Salieron todos cariacontecidos. Choni sollozaba y su presunto novio la consolaba mientras liaba un porro: “¡Si son unos malditos fachas, cuándo desaparecerán de la faz de la tierra! Los mayores de cincuenta años vienen todos del franquismo, están estragados. ¡Habría que matarlos a todos!”. Yeni o Lleni, la hija, los acompañaba con expresión muy contrariada, tratando de contener las lágrimas. Reponiéndose, comentó “A mí, los funerales es que me dan dentera, ya el de mi padre fue un horror. Y total, para qué” “Eso, total para qué –apostilló el novio—Nadie va a resucitar por eso. Habría que suprimir los funerales, aunque lo hagas laico, eso viene de los curas, qué cosa tan siniestra, te quitan alegría”
La hija cambió de tono: ”Bueno, ahora a lo práctico a ver el testamento.

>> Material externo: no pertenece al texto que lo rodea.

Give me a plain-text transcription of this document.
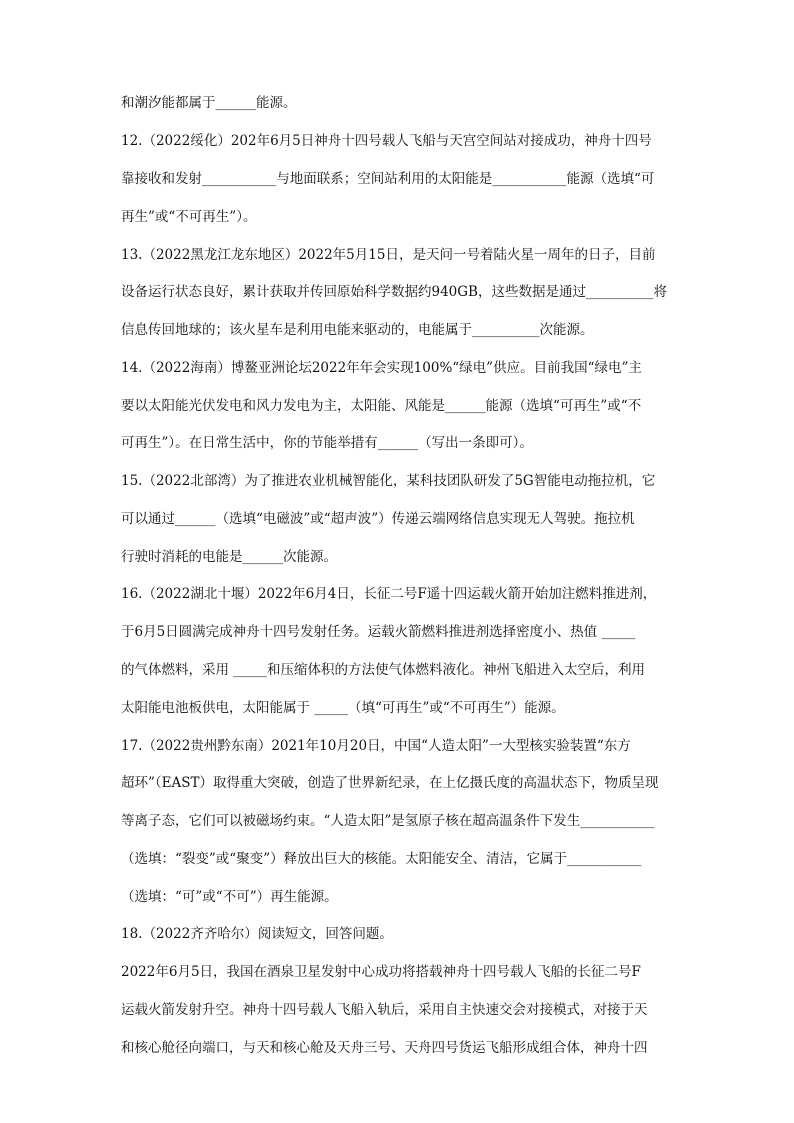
和潮汐能都属于______能源。
12.（2022绥化）202年6月5日神舟十四号载人飞船与天宫空间站对接成功，神舟十四号
靠接收和发射___________与地面联系；空间站利用的太阳能是___________能源（选填“可
再生”或“不可再生”）。
13.（2022黑龙江龙东地区）2022年5月15日，是天问一号着陆火星一周年的日子，目前
设备运行状态良好，累计获取并传回原始科学数据约940GB，这些数据是通过__________将
信息传回地球的；该火星车是利用电能来驱动的，电能属于__________次能源。
14.（2022海南）博鳌亚洲论坛2022年年会实现100%“绿电”供应。目前我国“绿电”主
要以太阳能光伏发电和风力发电为主，太阳能、风能是______能源（选填“可再生”或“不
可再生”）。在日常生活中，你的节能举措有______（写出一条即可）。
15.（2022北部湾）为了推进农业机械智能化，某科技团队研发了5G智能电动拖拉机，它
可以通过______（选填“电磁波”或“超声波”）传递云端网络信息实现无人驾驶。拖拉机
行驶时消耗的电能是______次能源。
16.（2022湖北十堰）2022年6月4日，长征二号F遥十四运载火箭开始加注燃料推进剂，
于6月5日圆满完成神舟十四号发射任务。运载火箭燃料推进剂选择密度小、热值 _____
的气体燃料，采用 _____和压缩体积的方法使气体燃料液化。神州飞船进入太空后，利用
太阳能电池板供电，太阳能属于 _____（填“可再生”或“不可再生”）能源。
17.（2022贵州黔东南）2021年10月20日，中国“人造太阳”一大型核实验装置“东方
超环”（EAST）取得重大突破，创造了世界新纪录，在上亿摄氏度的高温状态下，物质呈现
等离子态，它们可以被磁场约束。“人造太阳”是氢原子核在超高温条件下发生___________
（选填：“裂变”或“聚变”）释放出巨大的核能。太阳能安全、清洁，它属于___________
（选填：“可”或“不可”）再生能源。
18.（2022齐齐哈尔）阅读短文，回答问题。
2022年6月5日，我国在酒泉卫星发射中心成功将搭载神舟十四号载人飞船的长征二号F
运载火箭发射升空。神舟十四号载人飞船入轨后，采用自主快速交会对接模式，对接于天
和核心舱径向端口，与天和核心舱及天舟三号、天舟四号货运飞船形成组合体，神舟十四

Con tal de que no nos haya gastado alguna broma pesada… Con mamá nunca sabías a qué atenerte”. “Tu madre era una veleta, ya sé que está mal decirlo, ahora que está muerta, pero lo mismo en el último instante…”, opinó Choni. “No, no, en eso era firme, no veas cómo hablaba de los curas…Aunque quién sabe…”. D. Julio, que iba detrás, trató de bromear: “Mira que si deja todo el dinero a un seminario o a un convento de monjas…”. Le lanzaron una mirada asesina y se alejaron de él. Julio trató de responder confusamente a su mujer y un amigo que le reprochaban haber sido imprudente: “¿Es que en este país ya no se puede rezar en un funeral? ¡Faltaría más!” “Sí, pero ya sabes cómo son estos, son unos fanáticos, más vale no provocarlos…”.
El empleado los miraba desde la puerta: “Con tal que no se líen ahora a hostias… Ahí afuera, por mí que hagan lo que les salga de…”. Pero no hubo tal, y todos se fueron a sus coches, como si ya nadie recordase lo pasado.